Последняя трапеза блудницы (Солнцева) - страница 167

«И я хорош. Нечего сказать! – ругал себя Матвей. – Поплелся за ней, как телок. Едва не влип в грязную историю. Чудом обошлось без жертв. А если бы нас там застали? А если бы…»

– Ты опасный человек, – напустился он на Астру, как только они вернулись домой. – С тобой свяжешься – не раз пожалеешь! Как тебе в голову пришло лезть в мастерскую? Доказывай потом, что мы не грабители!

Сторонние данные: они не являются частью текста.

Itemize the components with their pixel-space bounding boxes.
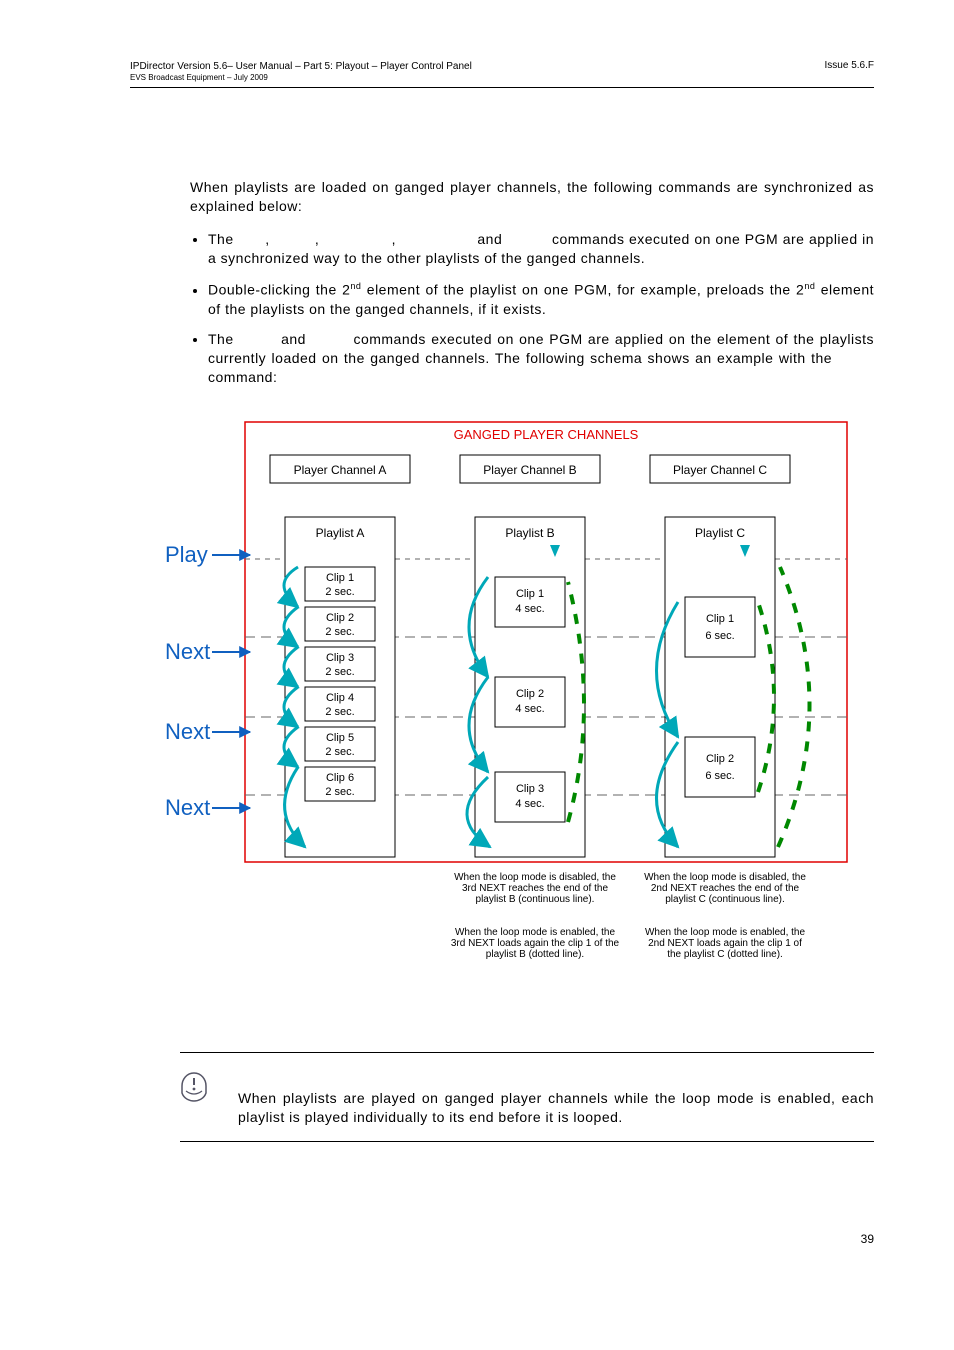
intro-paragraph: When playlists are loaded on ganged play… bbox=[190, 178, 874, 216]
svg-text:2 sec.: 2 sec. bbox=[325, 786, 354, 798]
svg-text:2 sec.: 2 sec. bbox=[325, 626, 354, 638]
svg-text:Clip 2: Clip 2 bbox=[706, 753, 734, 765]
svg-text:Playlist B: Playlist B bbox=[505, 526, 554, 540]
note-text: When playlists are played on ganged play… bbox=[238, 1071, 874, 1127]
svg-text:Clip 1: Clip 1 bbox=[706, 613, 734, 625]
svg-text:6 sec.: 6 sec. bbox=[705, 770, 734, 782]
svg-text:Clip 6: Clip 6 bbox=[326, 772, 354, 784]
svg-text:Playlist C: Playlist C bbox=[695, 526, 745, 540]
caption-c2: When the loop mode is enabled, the 2nd N… bbox=[640, 927, 810, 960]
svg-text:4 sec.: 4 sec. bbox=[515, 603, 544, 615]
svg-text:Clip 4: Clip 4 bbox=[326, 692, 354, 704]
svg-text:Clip 1: Clip 1 bbox=[516, 588, 544, 600]
svg-text:2 sec.: 2 sec. bbox=[325, 706, 354, 718]
page-header: IPDirector Version 5.6– User Manual – Pa… bbox=[130, 60, 874, 83]
bullet-1: The , , , and commands executed on one P… bbox=[208, 230, 874, 268]
diagram-title: GANGED PLAYER CHANNELS bbox=[454, 427, 639, 442]
caption-b2: When the loop mode is enabled, the 3rd N… bbox=[450, 927, 620, 960]
bullet-2: Double-clicking the 2nd element of the p… bbox=[208, 280, 874, 318]
svg-text:Clip 2: Clip 2 bbox=[326, 612, 354, 624]
svg-text:2 sec.: 2 sec. bbox=[325, 746, 354, 758]
diagram-col-c: Player Channel C Playlist C Clip 1 6 sec… bbox=[650, 455, 810, 857]
svg-text:Clip 1: Clip 1 bbox=[326, 572, 354, 584]
svg-text:Clip 2: Clip 2 bbox=[516, 688, 544, 700]
svg-text:4 sec.: 4 sec. bbox=[515, 798, 544, 810]
svg-text:4 sec.: 4 sec. bbox=[515, 703, 544, 715]
svg-text:Clip 3: Clip 3 bbox=[516, 783, 544, 795]
cmd-play: Play bbox=[165, 542, 208, 567]
svg-text:6 sec.: 6 sec. bbox=[705, 630, 734, 642]
svg-text:Clip 3: Clip 3 bbox=[326, 652, 354, 664]
caution-icon bbox=[180, 1071, 208, 1108]
diagram-col-a: Player Channel A Playlist A Clip 1 2 sec… bbox=[270, 455, 410, 857]
svg-text:Player Channel C: Player Channel C bbox=[673, 463, 767, 477]
caption-b1: When the loop mode is disabled, the 3rd … bbox=[450, 872, 620, 905]
svg-text:Player Channel A: Player Channel A bbox=[294, 463, 387, 477]
header-issue: Issue 5.6.F bbox=[825, 60, 874, 71]
caption-c1: When the loop mode is disabled, the 2nd … bbox=[640, 872, 810, 905]
bullet-list: The , , , and commands executed on one P… bbox=[190, 230, 874, 387]
cmd-next-3: Next bbox=[165, 795, 210, 820]
header-subtitle: EVS Broadcast Equipment – July 2009 bbox=[130, 73, 472, 83]
svg-text:Clip 5: Clip 5 bbox=[326, 732, 354, 744]
bullet-3: The and commands executed on one PGM are… bbox=[208, 330, 874, 387]
cmd-next-1: Next bbox=[165, 639, 210, 664]
header-divider bbox=[130, 87, 874, 88]
cmd-next-2: Next bbox=[165, 719, 210, 744]
svg-text:Player Channel B: Player Channel B bbox=[483, 463, 576, 477]
page-number: 39 bbox=[130, 1232, 874, 1246]
diagram-col-b: Player Channel B Playlist B Clip 1 4 sec… bbox=[460, 455, 600, 857]
svg-text:2 sec.: 2 sec. bbox=[325, 666, 354, 678]
ganged-channels-diagram: GANGED PLAYER CHANNELS Play Next Next Ne… bbox=[150, 417, 874, 1002]
svg-text:2 sec.: 2 sec. bbox=[325, 586, 354, 598]
svg-text:Playlist A: Playlist A bbox=[316, 526, 365, 540]
header-title: IPDirector Version 5.6– User Manual – Pa… bbox=[130, 60, 472, 73]
note-block: When playlists are played on ganged play… bbox=[180, 1052, 874, 1142]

– Я ходила туда на сеансы, все осмотрела, знала, что сигнализации нет, дверь одинарная, замки простейшие. Домнин ничего ценного в мастерской не держит, а на холсты, краски и кисти воры не позарятся. Он принципиально против излишних предосторожностей.

– А картины?

– Оконченные работы он сразу раздает заказчикам. То, что Афродита-Даная осталась в мастерской на ночь, никто не знал.

– Ошибся твой Домнин. У него есть привычки, значит, есть и люди, которые о них знают. Например, его мачеха…

– И его друг Маслов, – добавила Астра. – И близкий знакомый Баркасов. Думаю, он сообщил им о завтрашней… то есть уже сегодняшней вечеринке в клубе по случаю презентации новой картины. Тем самым косвенно намекнул и на известное обстоятельство. А именно, что Золотая Богиня проведет свою последнюю сакральную ночь в мастерской.

– Сакральную! – с иронией повторил Матвей. – Умоляю, выражайся нормальным языком. Откроешь салон магических услуг, тогда будешь пугать обывателей оккультной терминологией.

– Почему оккультной? Я употребила правильное слово. Латинское sacrum означает «священный, относящийся к религиозному культу и ритуалу». У Домнина существует некое подобие культа собственной живописи, образов, которые он создает на своих полотнах. Естественно, он не может обойтись без ритуала. Таковы правила игры, и человек невольно их придерживается.

– Я латынь не изучал и не жалею. Мертвый язык. Кому он нужен?

– Или язык мертвых… – пробормотала Астра.

– Что?

– Да нет, не обращай внимания.

Воспроизводя в памяти вчерашний разговор, Матвей вернулся мыслями к сцене в мастерской художника, перенесся в темноту, пропитанную запахами красок, дерева, растворителя и пыльных тканей…

В тесном пространстве между грудой подрамников и каким-то не то комодом, не то шкафчиком они с Астрой сидели на полу, прижавшись друг к другу. От основного помещения их отделяли ширмы из гобеленов. Наблюдать за происходящим приходилось через щель между ширмами, правда, довольно широкую. Отсутствие света с одной стороны позволяло им оставаться незамеченными, с другой – почти полностью ограничивало видимость. Слабый луч фонарика, звуки какой-то возни, треск, смутные движения фигур, больше угадываемые и дорисовываемые воображением, – вот и все, что удалось увидеть и услышать.